7. Hashimoto Nursery
An area once dominated by nurseries now has only three. With roots (ahem) that go back nearly 80 years, this one-acre, family-run business is an anchor. Kumquats, yuzu, and cacti abound, while veggies and herbs come in tantalizing varieties. » 1935 Sawtelle Blvd., 310-473-6232.


8. Black Market
Twice as large as Giant Robot but just as jam-packed, the ultimate gift shop runs the gamut from streetwear-inspired graphic T-shirts to edgy designer labels like Vivienne Westwood. In between are thousands of eye-catching toys, tchotchkes, and even an eclectic art gallery. » 2023 Sawtelle Blvd., 310-966-1555.

 

9. In Residence
The spare boutique showcases chic, creative apparel and jewelry from established names as well as emerging talent. A Corey Lynn Calter dress looks even better with a pair of Fiel ankle boots and an Alice Park leather satchel—all locally designed. » 2051 Sawtelle Blvd., 310-312-2049.


10. Gottsui
Dig into the house specialty: egg, cabbage, and yam pancakes known as okonomiyaki. Heaped with shrimp, squid, pork belly, fried mochi, and other options, this isn’t just ideal drunk food, it’s modern gastronomic fusion at its sloppy best. » 2119 Sawtelle Blvd., 310-478-0521.

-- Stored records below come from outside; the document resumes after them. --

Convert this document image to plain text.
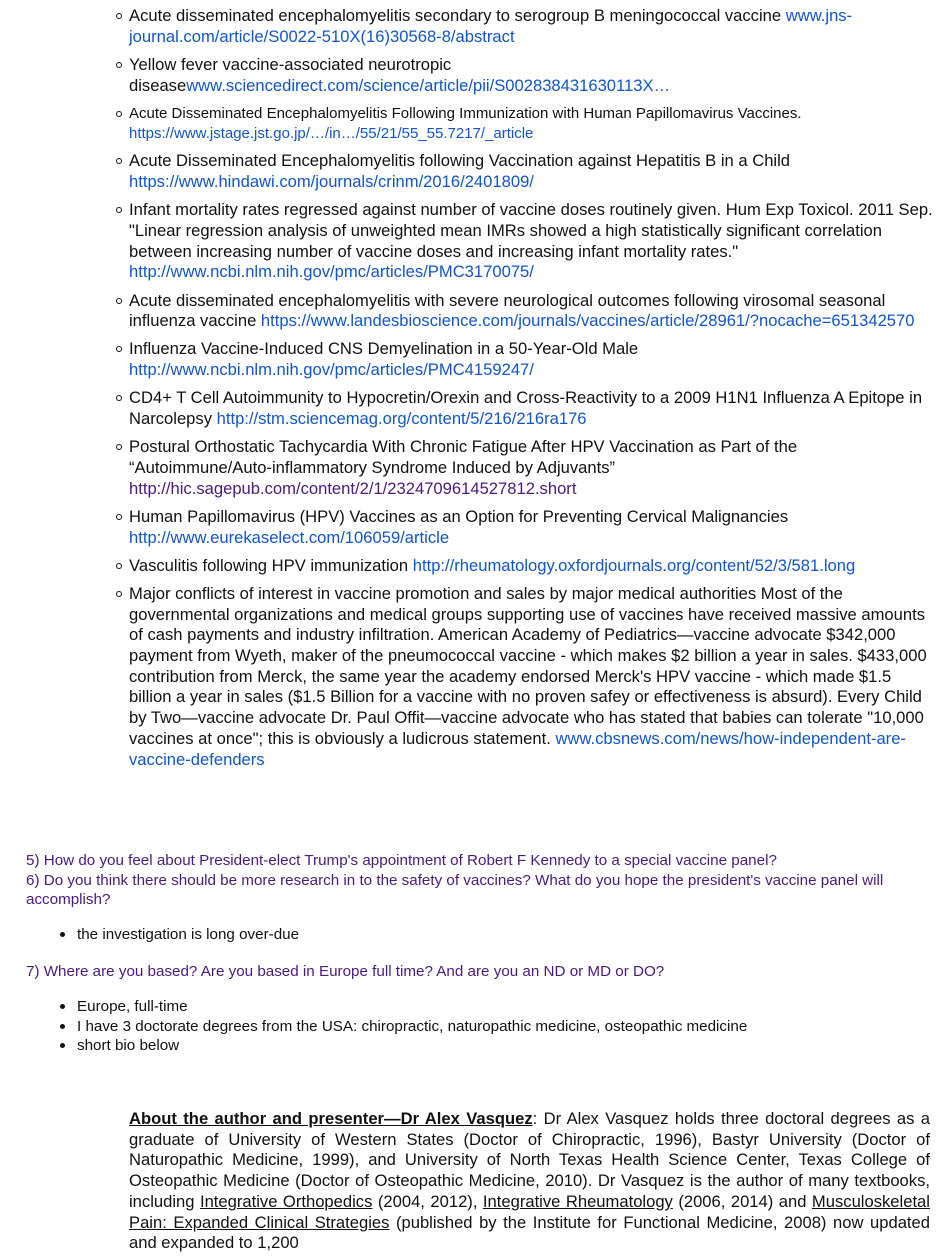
Acute disseminated encephalomyelitis secondary to serogroup B meningococcal vaccine www.jns-journal.com/article/S0022-510X(16)30568-8/abstract
Yellow fever vaccine-associated neurotropic diseasewww.sciencedirect.com/science/article/pii/S002838431630113X…
Acute Disseminated Encephalomyelitis Following Immunization with Human Papillomavirus Vaccines. https://www.jstage.jst.go.jp/…/in…/55/21/55_55.7217/_article
Acute Disseminated Encephalomyelitis following Vaccination against Hepatitis B in a Child https://www.hindawi.com/journals/crinm/2016/2401809/
Infant mortality rates regressed against number of vaccine doses routinely given. Hum Exp Toxicol. 2011 Sep. "Linear regression analysis of unweighted mean IMRs showed a high statistically significant correlation between increasing number of vaccine doses and increasing infant mortality rates." http://www.ncbi.nlm.nih.gov/pmc/articles/PMC3170075/
Acute disseminated encephalomyelitis with severe neurological outcomes following virosomal seasonal influenza vaccine https://www.landesbioscience.com/journals/vaccines/article/28961/?nocache=651342570
Influenza Vaccine-Induced CNS Demyelination in a 50-Year-Old Male http://www.ncbi.nlm.nih.gov/pmc/articles/PMC4159247/
CD4+ T Cell Autoimmunity to Hypocretin/Orexin and Cross-Reactivity to a 2009 H1N1 Influenza A Epitope in Narcolepsy http://stm.sciencemag.org/content/5/216/216ra176
Postural Orthostatic Tachycardia With Chronic Fatigue After HPV Vaccination as Part of the “Autoimmune/Auto-inflammatory Syndrome Induced by Adjuvants” http://hic.sagepub.com/content/2/1/2324709614527812.short
Human Papillomavirus (HPV) Vaccines as an Option for Preventing Cervical Malignancies http://www.eurekaselect.com/106059/article
Vasculitis following HPV immunization http://rheumatology.oxfordjournals.org/content/52/3/581.long
Major conflicts of interest in vaccine promotion and sales by major medical authorities Most of the governmental organizations and medical groups supporting use of vaccines have received massive amounts of cash payments and industry infiltration. American Academy of Pediatrics—vaccine advocate $342,000 payment from Wyeth, maker of the pneumococcal vaccine - which makes $2 billion a year in sales. $433,000 contribution from Merck, the same year the academy endorsed Merck's HPV vaccine - which made $1.5 billion a year in sales ($1.5 Billion for a vaccine with no proven safey or effectiveness is absurd). Every Child by Two—vaccine advocate Dr. Paul Offit—vaccine advocate who has stated that babies can tolerate "10,000 vaccines at once"; this is obviously a ludicrous statement. www.cbsnews.com/news/how-independent-are-vaccine-defenders
5) How do you feel about President-elect Trump's appointment of Robert F Kennedy to a special vaccine panel?
6) Do you think there should be more research in to the safety of vaccines? What do you hope the president's vaccine panel will accomplish?
the investigation is long over-due
7) Where are you based? Are you based in Europe full time? And are you an ND or MD or DO?
Europe, full-time
I have 3 doctorate degrees from the USA: chiropractic, naturopathic medicine, osteopathic medicine
short bio below
About the author and presenter—Dr Alex Vasquez: Dr Alex Vasquez holds three doctoral degrees as a graduate of University of Western States (Doctor of Chiropractic, 1996), Bastyr University (Doctor of Naturopathic Medicine, 1999), and University of North Texas Health Science Center, Texas College of Osteopathic Medicine (Doctor of Osteopathic Medicine, 2010). Dr Vasquez is the author of many textbooks, including Integrative Orthopedics (2004, 2012), Integrative Rheumatology (2006, 2014) and Musculoskeletal Pain: Expanded Clinical Strategies (published by the Institute for Functional Medicine, 2008) now updated and expanded to 1,200
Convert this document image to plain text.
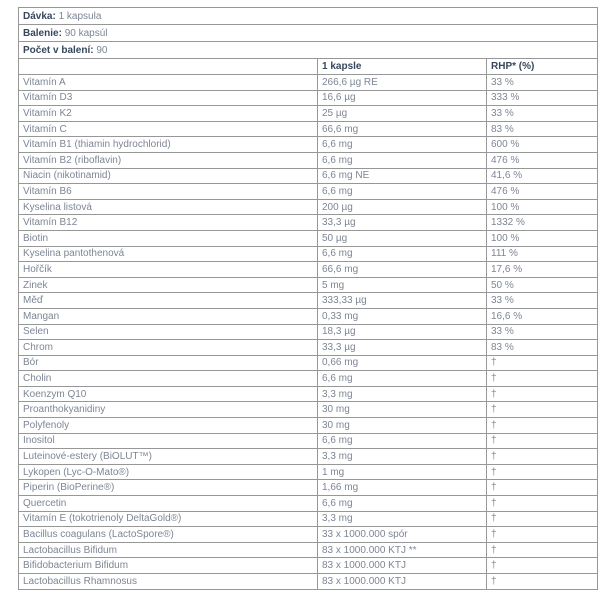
Dávka: 1 kapsula		
Balenie: 90 kapsúl		
Počet v balení: 90		
	1 kapsle	RHP* (%)
Vitamín A	266,6 µg RE	33 %
Vitamín D3	16,6 µg	333 %
Vitamín K2	25 µg	33 %
Vitamín C	66,6 mg	83 %
Vitamín B1 (thiamin hydrochlorid)	6,6 mg	600 %
Vitamín B2 (riboflavin)	6,6 mg	476 %
Niacin (nikotinamid)	6,6 mg NE	41,6 %
Vitamín B6	6,6 mg	476 %
Kyselina listová	200 µg	100 %
Vitamín B12	33,3 µg	1332 %
Biotin	50 µg	100 %
Kyselina pantothenová	6,6 mg	111 %
Hořčík	66,6 mg	17,6 %
Zinek	5 mg	50 %
Měď	333,33 µg	33 %
Mangan	0,33 mg	16,6 %
Selen	18,3 µg	33 %
Chrom	33,3 µg	83 %
Bór	0,66 mg	†
Cholin	6,6 mg	†
Koenzym Q10	3,3 mg	†
Proanthokyanidiny	30 mg	†
Polyfenoly	30 mg	†
Inositol	6,6 mg	†
Luteinové-estery (BiOLUT™)	3,3 mg	†
Lykopen (Lyc-O-Mato®)	1 mg	†
Piperin (BioPerine®)	1,66 mg	†
Quercetin	6,6 mg	†
Vitamín E (tokotrienoly DeltaGold®)	3,3 mg	†
Bacillus coagulans (LactoSpore®)	33 x 1000.000 spór	†
Lactobacillus Bifidum	83 x 1000.000 KTJ **	†
Bifidobacterium Bifidum	83 x 1000.000 KTJ	†
Lactobacillus Rhamnosus	83 x 1000.000 KTJ	†
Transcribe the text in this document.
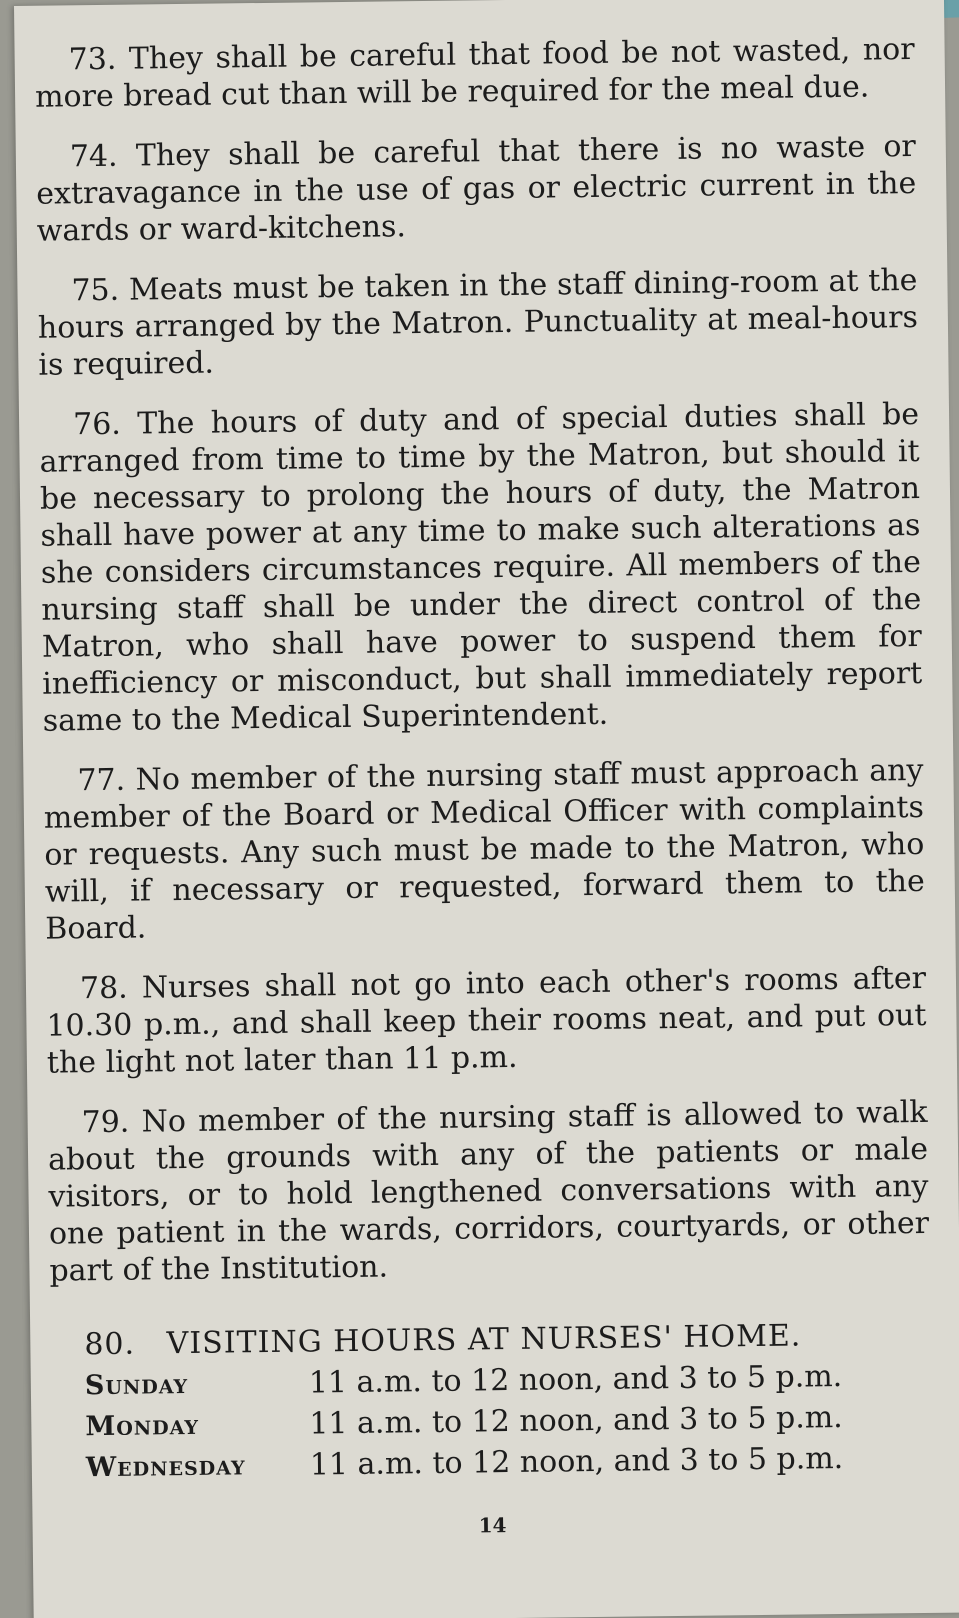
73. They shall be careful that food be not wasted, nor more bread cut than will be required for the meal due.

74. They shall be careful that there is no waste or extravagance in the use of gas or electric current in the wards or ward-kitchens.

75. Meats must be taken in the staff dining-room at the hours arranged by the Matron. Punctuality at meal-hours is required.

76. The hours of duty and of special duties shall be arranged from time to time by the Matron, but should it be necessary to prolong the hours of duty, the Matron shall have power at any time to make such alterations as she considers circumstances require. All members of the nursing staff shall be under the direct control of the Matron, who shall have power to suspend them for inefficiency or misconduct, but shall immediately report same to the Medical Superintendent.

77. No member of the nursing staff must approach any member of the Board or Medical Officer with complaints or requests. Any such must be made to the Matron, who will, if necessary or requested, forward them to the Board.

78. Nurses shall not go into each other's rooms after 10.30 p.m., and shall keep their rooms neat, and put out the light not later than 11 p.m.

79. No member of the nursing staff is allowed to walk about the grounds with any of the patients or male visitors, or to hold lengthened conversations with any one patient in the wards, corridors, courtyards, or other part of the Institution.

80. VISITING HOURS AT NURSES' HOME.
Sunday	11 a.m. to 12 noon, and 3 to 5 p.m.
Monday	11 a.m. to 12 noon, and 3 to 5 p.m.
Wednesday	11 a.m. to 12 noon, and 3 to 5 p.m.
14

Why I Love It Here by Yotaro “Joe” Hashimoto Co-owner, Hashimoto Nursery

I am 68. I am here every day at 6:30 a.m., except on Sundays, when I come in at 7:30. The nursery was opened in 1927 by my father, Shichiro, and his three brothers. Before World War II, Masahiko, the oldest brother, adopted my father and they went to live in Japan, where I was born. My two uncles, Juro and Suehiko, went to the concentration camp at Manzanar. Workers kept the nursery open during the war—I don’t know how. I came here in 1959 when I was 15. I studied art at L.A. City College, and I was a barber for five years. After I turned 30, I started working here. I run the place with my two sisters, Nanayo and Chimie, and my son helps me with the books. I still live in this neighborhood.